Die Gemeinde will allerdings keine «Partybusse» mehr haben. «Die sind früh angereist, haben Party gemacht und sind abends wieder weggefahren», schildert Bürgermeister Kurz. Parken ist nur bis 19.30 Uhr erlaubt. Bis dahin sollen die Busse den Ort verlassen. Verboten sind der Ausschank von Alkohol, Grillen oder partyähnliche Treffen.

Erst einmal ist aber niemand da, der feiern könnte. Am Abend sind die Straßen leer. Zu hören ist nur das Zischen der Schneekanonen. Ein Mann huscht über einen Platz, vorbei an geschlossenen Kneipen. Der Rumäne arbeitet in der Gastronomie. Wie viele Helfer aus dem Ausland kommt er jedes Jahr zum Geldverdienen. Nun hat er nichts zu tun. Am Wochenende will er auf die Ski steigen. «Ferien», sagt er.

An der Seilbahn hat Anna Kurz, Junior-Chefin des «Fire and Ice», anstatt Restaurant und Bar einen Kiosk aufgemacht - To-go-Verkauf (also zum Mitnehmen) ist erlaubt. Es gibt Ciabatta und Kaffee.

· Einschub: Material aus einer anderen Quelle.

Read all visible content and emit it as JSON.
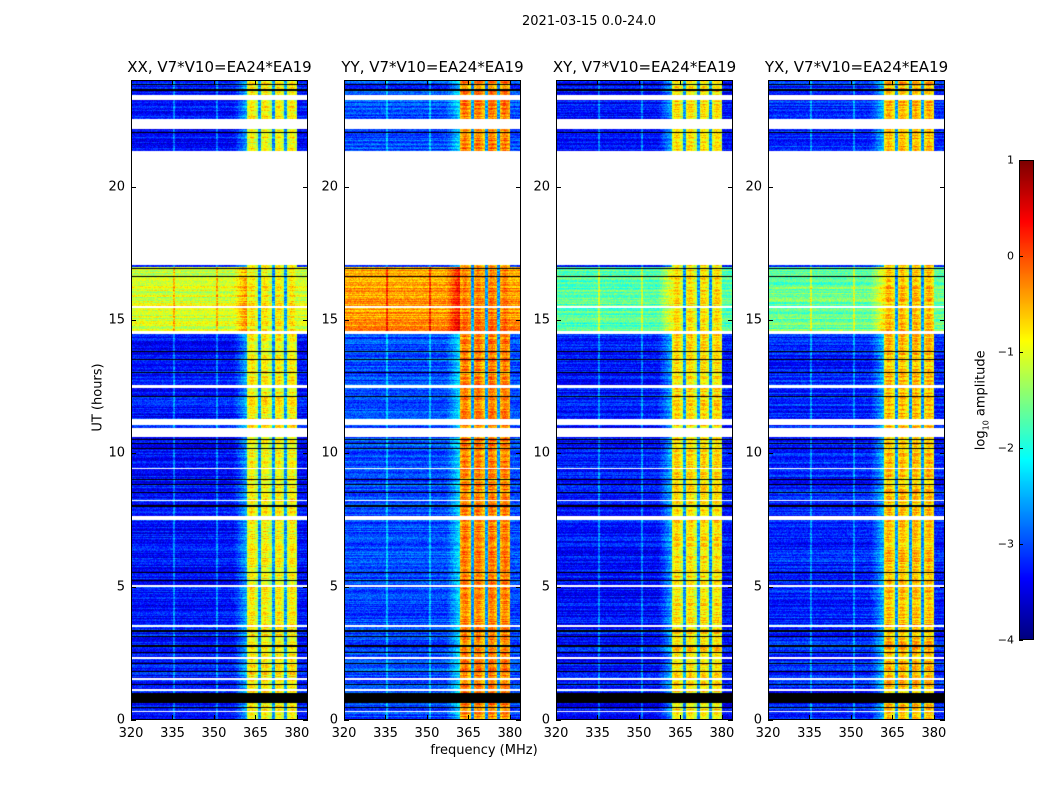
{
  "chart_data": {
    "type": "heatmap",
    "title": "2021-03-15 0.0-24.0",
    "xlabel": "frequency (MHz)",
    "ylabel": "UT (hours)",
    "xlim": [
      320,
      384
    ],
    "ylim": [
      0,
      24
    ],
    "xticks": [
      "320",
      "335",
      "350",
      "365",
      "380"
    ],
    "xtick_values": [
      320,
      335,
      350,
      365,
      380
    ],
    "yticks": [
      "0",
      "5",
      "10",
      "15",
      "20"
    ],
    "ytick_values": [
      0,
      5,
      10,
      15,
      20
    ],
    "colorbar": {
      "label_pre": "log",
      "label_sub": "10",
      "label_post": " amplitude",
      "colormap": "jet",
      "range": [
        -4,
        1
      ],
      "ticks": [
        "1",
        "0",
        "−1",
        "−2",
        "−3",
        "−4"
      ],
      "tick_values": [
        1,
        0,
        -1,
        -2,
        -3,
        -4
      ]
    },
    "bright_band_mhz": [
      362,
      380
    ],
    "flagged_channels_mhz": [
      366.5,
      371.5,
      376
    ],
    "daytime_hours": [
      14.6,
      17.0
    ],
    "white_gaps_hours": [
      [
        23.25,
        23.45
      ],
      [
        22.15,
        22.55
      ],
      [
        17.05,
        21.35
      ],
      [
        11.05,
        11.3
      ],
      [
        10.6,
        10.95
      ],
      [
        7.5,
        7.65
      ],
      [
        14.48,
        14.58
      ],
      [
        12.45,
        12.55
      ],
      [
        15.45,
        15.52
      ],
      [
        5.0,
        5.05
      ],
      [
        3.5,
        3.55
      ],
      [
        1.5,
        1.56
      ],
      [
        1.1,
        1.16
      ],
      [
        0.3,
        0.35
      ],
      [
        2.3,
        2.35
      ],
      [
        9.4,
        9.46
      ],
      [
        8.2,
        8.25
      ]
    ],
    "black_gaps_hours": [
      [
        0.65,
        1.0
      ],
      [
        0.45,
        0.5
      ],
      [
        1.3,
        1.35
      ],
      [
        1.8,
        1.85
      ],
      [
        2.1,
        2.14
      ],
      [
        2.5,
        2.55
      ],
      [
        2.75,
        2.8
      ],
      [
        3.1,
        3.15
      ],
      [
        3.3,
        3.36
      ],
      [
        5.2,
        5.24
      ],
      [
        5.5,
        5.55
      ],
      [
        8.0,
        8.05
      ],
      [
        8.5,
        8.55
      ],
      [
        8.8,
        8.85
      ],
      [
        9.0,
        9.05
      ],
      [
        10.15,
        10.2
      ],
      [
        10.35,
        10.4
      ],
      [
        10.5,
        10.55
      ],
      [
        12.1,
        12.15
      ],
      [
        13.0,
        13.05
      ],
      [
        13.5,
        13.55
      ],
      [
        13.8,
        13.85
      ],
      [
        16.6,
        16.65
      ],
      [
        16.9,
        16.95
      ],
      [
        23.6,
        23.65
      ],
      [
        23.8,
        23.85
      ],
      [
        22.0,
        22.05
      ]
    ],
    "panels": [
      {
        "title": "XX, V7*V10=EA24*EA19",
        "background_log_amp": -3.3,
        "band_log_amp": -1.0,
        "daytime_log_amp": -1.1
      },
      {
        "title": "YY, V7*V10=EA24*EA19",
        "background_log_amp": -3.0,
        "band_log_amp": -0.4,
        "daytime_log_amp": -0.4
      },
      {
        "title": "XY, V7*V10=EA24*EA19",
        "background_log_amp": -3.3,
        "band_log_amp": -0.9,
        "daytime_log_amp": -1.7
      },
      {
        "title": "YX, V7*V10=EA24*EA19",
        "background_log_amp": -3.2,
        "band_log_amp": -0.7,
        "daytime_log_amp": -1.6
      }
    ]
  }
}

Ob sich das lohne? «Ich mache auf, damit ich eine Beschäftigung habe, und auch weil es der Seele gut tut, wenigstens irgendwas arbeiten zu können», sagt Kurz. Vor dem Lockdown sei das Hotel ihrer Familie fast ausgebucht gewesen. «Wir haben sehr viel Stammgäste. Die haben sich sehr darauf gefreut, dass sie kommen können.» Nun Ernüchterung: «Wir haben leider auch Stornierungen.»

Viele fürchten, dass Gäste in die Schweiz ausweichen, wo Hotels offen sind und an Liften oft nicht einmal 2G gilt. Mancher hat schon umdisponiert. «Wir haben in Ischgl gebucht, wir wären lieber in Ischgl. Aber leider, nach dem Lockdown mussten wir umbuchen auf Samnaun», sagt Christian Geiger aus Oberfranken.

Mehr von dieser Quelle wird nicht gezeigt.